I dati diffusi dall’Associazione internazionale del trasporto aereo – IATA indicano che nel mese di novembre il traffico cargo – misurato in freight tonne kilometers (FTK) – è rimasto esattamente stabile rispetto al risultato dello stesso mese 2017. Si tratta del ritmo più lento di crescita registrato da marzo 2016 a oggi, dopo 31 mesi consecutivi di crescita anno su anno.
La capacità – misurata in available freight tonne kilometers (AFTK) – è cresciuta del 4,3% rispetto a novembre 2017. È il nono mese consecutivo in cui l’aumento di capacità supera quello della domanda.

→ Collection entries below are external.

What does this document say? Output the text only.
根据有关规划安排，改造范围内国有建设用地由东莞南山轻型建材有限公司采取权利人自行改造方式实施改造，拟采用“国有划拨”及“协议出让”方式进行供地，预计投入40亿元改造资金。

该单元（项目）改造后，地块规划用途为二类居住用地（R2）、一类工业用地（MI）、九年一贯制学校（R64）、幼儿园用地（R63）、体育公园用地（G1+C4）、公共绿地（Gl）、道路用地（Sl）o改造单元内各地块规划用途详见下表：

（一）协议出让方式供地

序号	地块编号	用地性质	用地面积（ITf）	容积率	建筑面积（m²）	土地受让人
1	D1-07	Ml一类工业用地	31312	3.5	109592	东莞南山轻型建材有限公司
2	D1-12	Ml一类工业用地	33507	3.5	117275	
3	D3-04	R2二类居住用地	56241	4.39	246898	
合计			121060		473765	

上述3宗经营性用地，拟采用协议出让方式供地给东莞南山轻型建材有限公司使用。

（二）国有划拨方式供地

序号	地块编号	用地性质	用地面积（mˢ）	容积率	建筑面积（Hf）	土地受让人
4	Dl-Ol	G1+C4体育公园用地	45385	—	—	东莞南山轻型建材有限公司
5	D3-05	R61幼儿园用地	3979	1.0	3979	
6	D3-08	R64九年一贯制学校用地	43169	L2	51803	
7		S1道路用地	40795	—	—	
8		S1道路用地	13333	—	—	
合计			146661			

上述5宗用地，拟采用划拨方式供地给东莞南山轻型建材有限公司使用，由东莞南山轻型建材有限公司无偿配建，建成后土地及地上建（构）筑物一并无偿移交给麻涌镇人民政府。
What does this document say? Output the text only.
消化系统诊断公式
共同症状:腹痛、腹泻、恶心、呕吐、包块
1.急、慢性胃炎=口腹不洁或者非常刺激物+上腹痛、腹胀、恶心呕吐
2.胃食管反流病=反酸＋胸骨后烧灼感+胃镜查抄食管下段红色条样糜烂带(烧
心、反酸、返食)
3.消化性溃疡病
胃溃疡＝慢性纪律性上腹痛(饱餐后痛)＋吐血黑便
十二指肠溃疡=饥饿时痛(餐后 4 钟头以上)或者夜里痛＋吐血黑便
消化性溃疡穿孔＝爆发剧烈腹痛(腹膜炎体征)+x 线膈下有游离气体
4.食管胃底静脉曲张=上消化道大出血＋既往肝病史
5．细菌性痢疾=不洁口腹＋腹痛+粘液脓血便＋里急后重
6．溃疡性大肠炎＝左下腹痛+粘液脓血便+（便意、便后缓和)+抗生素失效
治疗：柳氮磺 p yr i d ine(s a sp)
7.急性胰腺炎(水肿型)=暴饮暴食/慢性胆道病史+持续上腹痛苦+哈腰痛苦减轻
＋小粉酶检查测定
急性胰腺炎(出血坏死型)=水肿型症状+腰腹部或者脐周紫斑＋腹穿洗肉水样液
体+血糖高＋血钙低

Mentre l’e-commerce internazionale continua a crescere, la domanda si trova complessivamente a fare i conti con venti contrari rappresentati da segnali di debolezza nell’economia globale; una contrazione negli ordini dell’export in tutte le maggiori nazioni con l’eccezione degli Usa; tempi di rifornimento più brevi in Asia ed Europa; indebolimento della fiducia dei consumatori rispetto a livelli molto elevati all’inizio del 2018.

“Normalmente il quarto trimestre rappresenta il picco della stagione per il cargo. Per questo la crescita stabile registrata a novembre è una grande delusione – ha spiegato Alexandre de Juniac, direttore generale e Ceo IATA –. Sebbene le nostre previsioni indichino una domanda in crescita del 3,7% nel 2019, i rischi di un rallentamento stanno aumentando. Le tensioni commerciali sono motivo di grande preoccupazione. Abbiamo bisogno che i governi si concentrino sulla promozione della crescita attraverso il commercio, non chiudendo le loro frontiere attraverso tariffe punitive”.

Tre delle sei regioni mondiali sono state caratterizzate a novembre da volumi cargo in crescita: si tratta di Nord America e America Latina, che registrano entrambe un aumento di volumi del 3,1%, e America Latina +1,7%. In contrazione, invece, i risultati di Asia-Pacifico (-2,3%), Europa (-0,2%) e Africa (-7,8%).